O jantar de homenagem aconteceu mesmo assim. Sem integrantes do Poder Executivo nacional, o evento teve o protagonismo de João Doria, governador de São Paulo. Apesar de presidentes dos outros poderes estarem presentes no evento – Dias Toffoli, do Supremo Tribunal Federal, e Davi Alcolumbre, do Senado –, o escolhido para discursar pelo lado brasileiro foi o paulista. A escolha, dizem os organizadores, foi pelo fato do governador tucano já ter sido agraciado pelo prêmio.

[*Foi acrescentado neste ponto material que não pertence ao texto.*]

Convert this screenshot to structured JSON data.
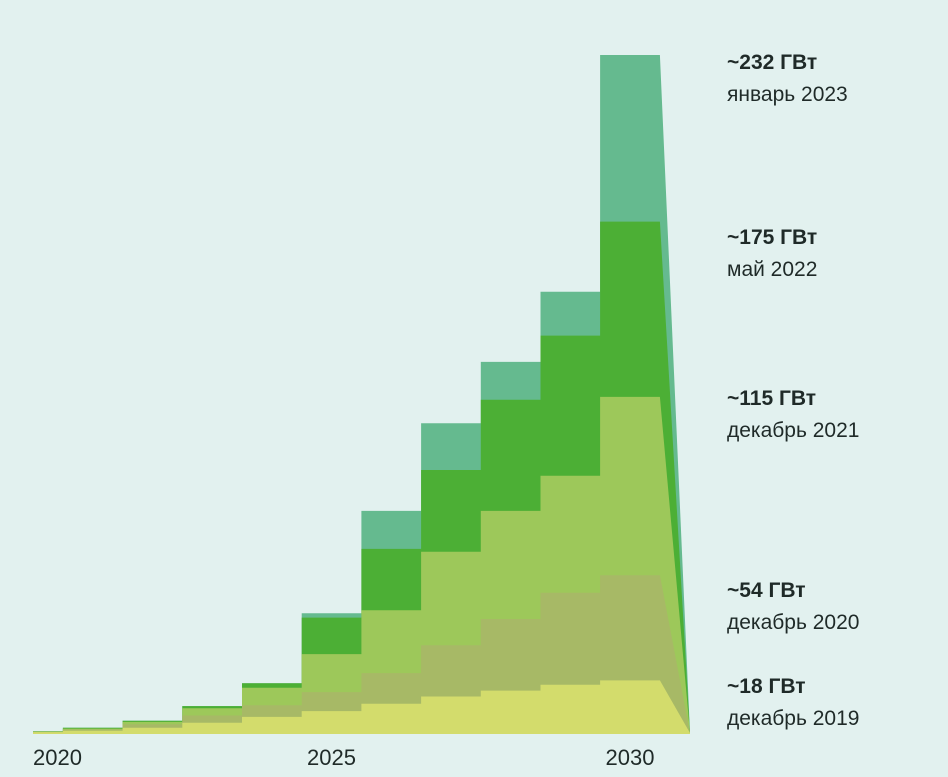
{
  "chart_data": {
    "type": "area",
    "stacked": true,
    "x_ticks": [
      "2020",
      "2025",
      "2030"
    ],
    "years": [
      2020,
      2021,
      2022,
      2023,
      2024,
      2025,
      2026,
      2027,
      2028,
      2029,
      2030
    ],
    "ylim": [
      0,
      232
    ],
    "series": [
      {
        "value_label": "~18 ГВт",
        "date_label": "декабрь 2019",
        "color": "#d3dc6c",
        "values": [
          0.3,
          0.8,
          1.8,
          3.5,
          5.5,
          7.5,
          10,
          12.5,
          14.5,
          16.5,
          18
        ]
      },
      {
        "value_label": "~54 ГВт",
        "date_label": "декабрь 2020",
        "color": "#a7b966",
        "values": [
          0.4,
          1.2,
          3,
          6,
          9.5,
          14,
          20.5,
          30,
          39,
          48,
          54
        ]
      },
      {
        "value_label": "~115 ГВт",
        "date_label": "декабрь 2021",
        "color": "#9dc85a",
        "values": [
          0.5,
          1.5,
          3.8,
          8.5,
          15.5,
          27,
          42,
          62,
          76,
          88,
          115
        ]
      },
      {
        "value_label": "~175 ГВт",
        "date_label": "май 2022",
        "color": "#4caf35",
        "values": [
          0.6,
          1.8,
          4.2,
          9.2,
          17,
          39.5,
          63,
          90,
          114,
          136,
          175
        ]
      },
      {
        "value_label": "~232 ГВт",
        "date_label": "январь 2023",
        "color": "#65ba8f",
        "values": [
          0.6,
          1.8,
          4.2,
          9.2,
          17,
          41,
          76,
          106,
          127,
          151,
          232
        ]
      }
    ]
  }
}
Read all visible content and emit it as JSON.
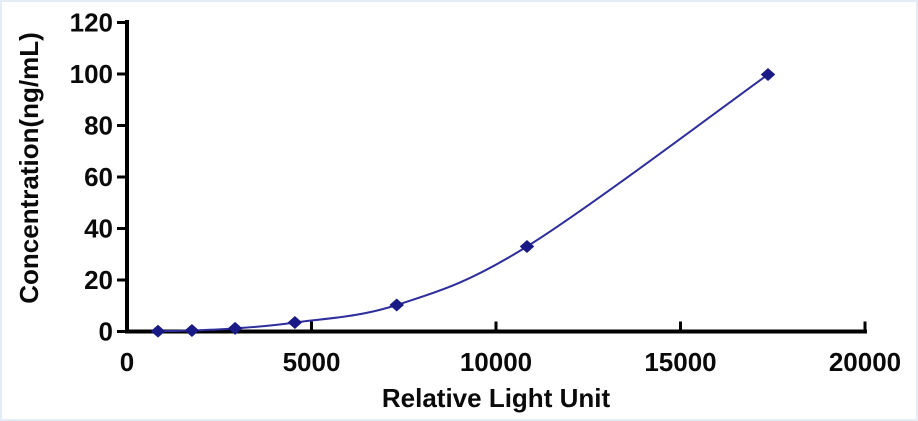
{
  "figure": {
    "background": "#ffffff",
    "frame_border_color": "#e4edf6"
  },
  "chart_data": {
    "type": "line",
    "subtype": "smoothed-scatter-standard-curve",
    "title": "",
    "xlabel": "Relative Light Unit",
    "ylabel": "Concentration(ng/mL)",
    "x": [
      840,
      1760,
      2930,
      4550,
      7310,
      10840,
      17370
    ],
    "y": [
      0.1,
      0.4,
      1.2,
      3.5,
      10.3,
      33,
      99.8
    ],
    "xlim": [
      0,
      20000
    ],
    "ylim": [
      0,
      120
    ],
    "x_ticks": [
      0,
      5000,
      10000,
      15000,
      20000
    ],
    "y_ticks": [
      0,
      20,
      40,
      60,
      80,
      100,
      120
    ],
    "grid": false,
    "legend": "none",
    "marker": "diamond",
    "series_name": "standard-curve",
    "colors": {
      "line": "#2e2e9c",
      "marker": "#1a1a86",
      "axis": "#000000",
      "text": "#0a0a0a"
    }
  }
}
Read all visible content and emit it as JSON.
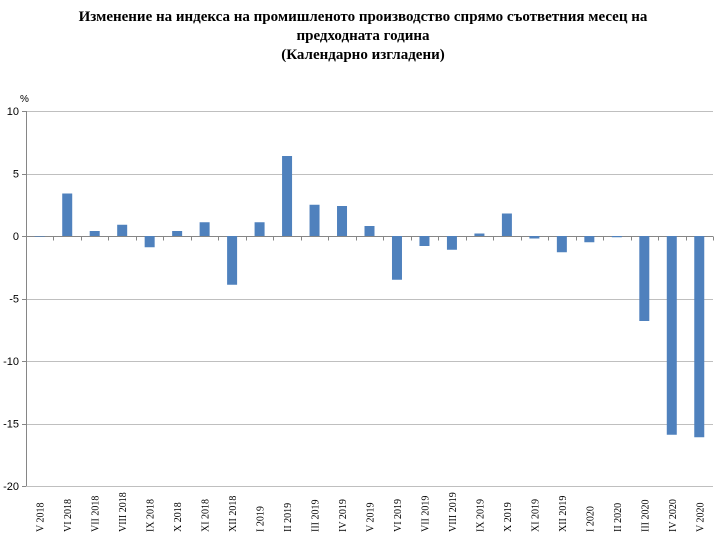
{
  "chart_data": {
    "type": "bar",
    "title_lines": [
      "Изменение на индекса на промишленото производство спрямо съответния месец на",
      "предходната година",
      "(Календарно изгладени)"
    ],
    "ylabel": "%",
    "ylim": [
      -20,
      10
    ],
    "yticks": [
      10,
      5,
      0,
      -5,
      -10,
      -15,
      -20
    ],
    "grid": true,
    "legend": "none",
    "bar_color": "#4f81bd",
    "categories": [
      "V 2018",
      "VI 2018",
      "VII 2018",
      "VIII 2018",
      "IX 2018",
      "X 2018",
      "XI 2018",
      "XII 2018",
      "I 2019",
      "II 2019",
      "III 2019",
      "IV 2019",
      "V 2019",
      "VI 2019",
      "VII 2019",
      "VIII 2019",
      "IX 2019",
      "X 2019",
      "XI 2019",
      "XII 2019",
      "I 2020",
      "II 2020",
      "III 2020",
      "IV 2020",
      "V 2020"
    ],
    "values": [
      0.0,
      3.4,
      0.4,
      0.9,
      -0.9,
      0.4,
      1.1,
      -3.9,
      1.1,
      6.4,
      2.5,
      2.4,
      0.8,
      -3.5,
      -0.8,
      -1.1,
      0.2,
      1.8,
      -0.2,
      -1.3,
      -0.5,
      -0.1,
      -6.8,
      -15.9,
      -16.1
    ]
  }
}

Em inglês, Doria criticou o prefeito de Nova York. “Da próxima vez, seja gentil com o presidente de nosso país e com os brasileiros que visitam sua cidade, sejam quem forem (…). Apesar de você, nós amamos Nova York e amamos a América”, disse Doria, que fechou o evento pedindo um brinde pelo Brasil. O tucano ainda afirmou que não é alinhado politicamente com o presidente brasileiro, de outro partido, mas que o respeita. Do lado de fora do Marriot, cerca de 75 manifestantes fizeram um protesto contra Bolsonaro. Tradicionalmente, o evento é realizado no Museu de História Natural de Nova York, embaixo da ossada de uma baleia. Neste ano, depois de o museu - e mais uma casa de eventos - se recusar a sediar uma homenagem a Bolsonaro, o jantar de gala foi realizado em uma das salas do hotel Marriot, na Times Square.

Apesar de conseguir abrigar mais de mil pessoas - coisa que não aconteceria no museu, onde haveria um “puxadinho”, com uma sala com telões instalados - o local é considerado menos glamouroso e a Times Square, a despeito de ser central, reúne os hotéis com preços populares da cidade.